Ce quartier si animé d'ordinaire devient morne et désert le jour du sabbat, (samedi). Toutes les boutiques sont fermées, avec leurs enseignes en caractères hébreux, pour un certain nombre, et dans les rues aux ruisseaux blanchis par la chaux pour les désinfecter, quelques rares juifs. Une grande synagogue donne idée de la place qu'ils tiennent dans la ville et de la fortune qu'ils accaparent. Elle présente l'aspect d'une basilique avec ses colonnes et ses bas-côtés avec tribunes. Au fond le Tabernacle fermé par des portes en cèdre du Liban renferme les Table's de la Loi (Pentateuque). Un volumineux livre de prières en hébreu sur parchemin est installé sur un curieux pupitre à ressorts.

Une visite au quartier neuf et fréquenté par la haute société de la ville est indispensable pour laisser une meilleure impression au volage touriste.

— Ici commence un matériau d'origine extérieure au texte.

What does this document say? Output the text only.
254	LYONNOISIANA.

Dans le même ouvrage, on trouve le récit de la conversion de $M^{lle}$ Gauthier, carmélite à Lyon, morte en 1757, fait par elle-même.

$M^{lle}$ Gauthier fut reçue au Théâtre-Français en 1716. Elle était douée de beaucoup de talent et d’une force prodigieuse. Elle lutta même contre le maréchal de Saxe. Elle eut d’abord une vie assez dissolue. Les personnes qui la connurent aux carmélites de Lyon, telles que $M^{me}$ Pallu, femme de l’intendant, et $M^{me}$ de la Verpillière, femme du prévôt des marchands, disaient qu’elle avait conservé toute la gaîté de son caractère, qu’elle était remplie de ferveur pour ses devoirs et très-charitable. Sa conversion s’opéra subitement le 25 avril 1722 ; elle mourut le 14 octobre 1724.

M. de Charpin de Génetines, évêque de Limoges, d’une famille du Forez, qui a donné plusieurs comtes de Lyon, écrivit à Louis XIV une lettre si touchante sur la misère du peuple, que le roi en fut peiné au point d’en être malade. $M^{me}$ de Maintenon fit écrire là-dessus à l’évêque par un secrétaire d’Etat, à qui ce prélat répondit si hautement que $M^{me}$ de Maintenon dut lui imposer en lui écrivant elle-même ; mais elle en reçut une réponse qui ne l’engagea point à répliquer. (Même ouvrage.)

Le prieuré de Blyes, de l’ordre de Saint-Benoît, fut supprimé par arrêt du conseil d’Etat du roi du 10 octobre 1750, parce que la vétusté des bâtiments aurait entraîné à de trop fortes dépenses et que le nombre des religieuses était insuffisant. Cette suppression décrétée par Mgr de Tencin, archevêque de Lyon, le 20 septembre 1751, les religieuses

Longeant vers le sud la grande rue principale, qui oblique au nord pour descendre au pont Alexandre, on rencontre d'abord la place et l'église St-Alexandre-Neyski avec ses dôme et clochers, d'où part l'allée d'Ujazdow, belle avenue de tilleuls, avec voies à voitures et à cavaliers, sur laquelle s'élèvent de grandes constructions en briques à façades plâtrées; c'est du reste le mode de bâtir usité en Russie.

Des cafés avec de larges terrasses et des lieux de divertissements appellent le public les jours de fète.

Sur le côté s'étendent des jardins, comme le Jardin botanique, à la suite duquel est l'Observatoire; mais avant on laisse à gauche une église neuve aux dômes verts, tandis qu'à droite un camp dresse ses tentes blanches dans la verdure.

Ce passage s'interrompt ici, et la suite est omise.